National Security Archive, a US non-profit research institution, on 12 December 2017 published
documents which indicated that throughout the process of Germany's unification in 1990-1991, US Secretary of State James Baker and leaders of the UK, France, and Germany indeed assured Gorbachev and other Soviet officials that NATO would not expand eastward
When it comes to Ukraine, initially, the state's Declaration of state Sovereignty
, passed on 16 July 1990, specified that Ukraine has the "intention of becoming a permanently neutral state
that does not participate in military blocs
and adheres to three nuclear free principles: to accept, to produce and to purchase no nuclear weapons" (Art IX).
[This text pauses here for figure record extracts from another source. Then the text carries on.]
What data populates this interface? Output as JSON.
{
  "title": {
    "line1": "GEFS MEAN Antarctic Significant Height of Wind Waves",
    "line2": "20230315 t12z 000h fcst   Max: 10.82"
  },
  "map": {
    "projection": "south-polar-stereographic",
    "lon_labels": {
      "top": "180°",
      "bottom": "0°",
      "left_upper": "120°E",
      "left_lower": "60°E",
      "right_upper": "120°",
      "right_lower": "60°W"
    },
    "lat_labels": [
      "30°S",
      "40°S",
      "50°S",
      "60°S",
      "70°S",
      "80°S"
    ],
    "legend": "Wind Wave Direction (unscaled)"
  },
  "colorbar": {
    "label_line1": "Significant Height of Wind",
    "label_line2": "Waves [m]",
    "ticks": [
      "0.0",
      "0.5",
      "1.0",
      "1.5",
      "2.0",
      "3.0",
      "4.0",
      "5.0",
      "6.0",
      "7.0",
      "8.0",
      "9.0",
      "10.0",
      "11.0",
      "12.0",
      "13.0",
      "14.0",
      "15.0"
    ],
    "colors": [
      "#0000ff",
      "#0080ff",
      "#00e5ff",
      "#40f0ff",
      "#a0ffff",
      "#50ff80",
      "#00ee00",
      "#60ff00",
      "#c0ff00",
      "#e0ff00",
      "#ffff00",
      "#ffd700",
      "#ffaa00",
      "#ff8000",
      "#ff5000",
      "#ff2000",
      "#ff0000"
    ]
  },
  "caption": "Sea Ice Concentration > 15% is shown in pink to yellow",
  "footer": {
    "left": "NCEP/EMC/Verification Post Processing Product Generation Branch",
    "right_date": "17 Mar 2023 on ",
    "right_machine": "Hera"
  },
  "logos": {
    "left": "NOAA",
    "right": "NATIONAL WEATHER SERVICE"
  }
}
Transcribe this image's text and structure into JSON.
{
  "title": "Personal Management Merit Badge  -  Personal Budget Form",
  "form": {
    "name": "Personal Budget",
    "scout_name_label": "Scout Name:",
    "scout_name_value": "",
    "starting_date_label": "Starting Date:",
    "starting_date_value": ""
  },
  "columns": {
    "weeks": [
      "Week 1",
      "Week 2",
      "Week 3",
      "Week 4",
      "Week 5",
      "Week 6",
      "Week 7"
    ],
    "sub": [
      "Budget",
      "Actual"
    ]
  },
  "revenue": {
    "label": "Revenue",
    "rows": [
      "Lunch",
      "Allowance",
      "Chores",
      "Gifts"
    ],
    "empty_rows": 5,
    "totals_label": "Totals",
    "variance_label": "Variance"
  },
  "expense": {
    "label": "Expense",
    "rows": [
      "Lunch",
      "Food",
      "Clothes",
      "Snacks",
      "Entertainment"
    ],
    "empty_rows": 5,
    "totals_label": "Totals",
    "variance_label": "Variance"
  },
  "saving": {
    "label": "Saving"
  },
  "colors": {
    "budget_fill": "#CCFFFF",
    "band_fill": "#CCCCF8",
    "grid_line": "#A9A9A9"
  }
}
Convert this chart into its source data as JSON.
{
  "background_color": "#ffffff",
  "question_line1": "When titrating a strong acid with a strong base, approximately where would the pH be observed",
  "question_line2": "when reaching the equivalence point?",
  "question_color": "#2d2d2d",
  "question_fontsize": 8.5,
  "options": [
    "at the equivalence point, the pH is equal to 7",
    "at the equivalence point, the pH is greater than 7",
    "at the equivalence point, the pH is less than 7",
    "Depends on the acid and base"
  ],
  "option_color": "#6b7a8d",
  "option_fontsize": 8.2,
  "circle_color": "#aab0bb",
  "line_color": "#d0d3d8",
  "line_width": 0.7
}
24 December 2021, 04:28 GMT
Speaking to Sputnik on Thursday, the former President of the USSR Gorbachev noted that the United States grew arrogant after the dissolution of the Soviet Union
, declaring itself the winner of the Cold War as it decided to expand NATO.
He lamented the fact that "the Paris Charter, the ideas of collective security, the creation of a Security Council for Europe, which were seriously discussed in 1991, were consigned to oblivion." The former Soviet leader expressed hopes that as a result of the forthcoming Russo-American security talks European countries will feel safe.
On 17 December, Moscow published draft agreements between Russia, the United States and NATO which envisage banning the alliance from expanding eastward and prohibiting the US and Russia from deploying intermediate and shorter-range missiles within striking distance of each other's territory, among other things.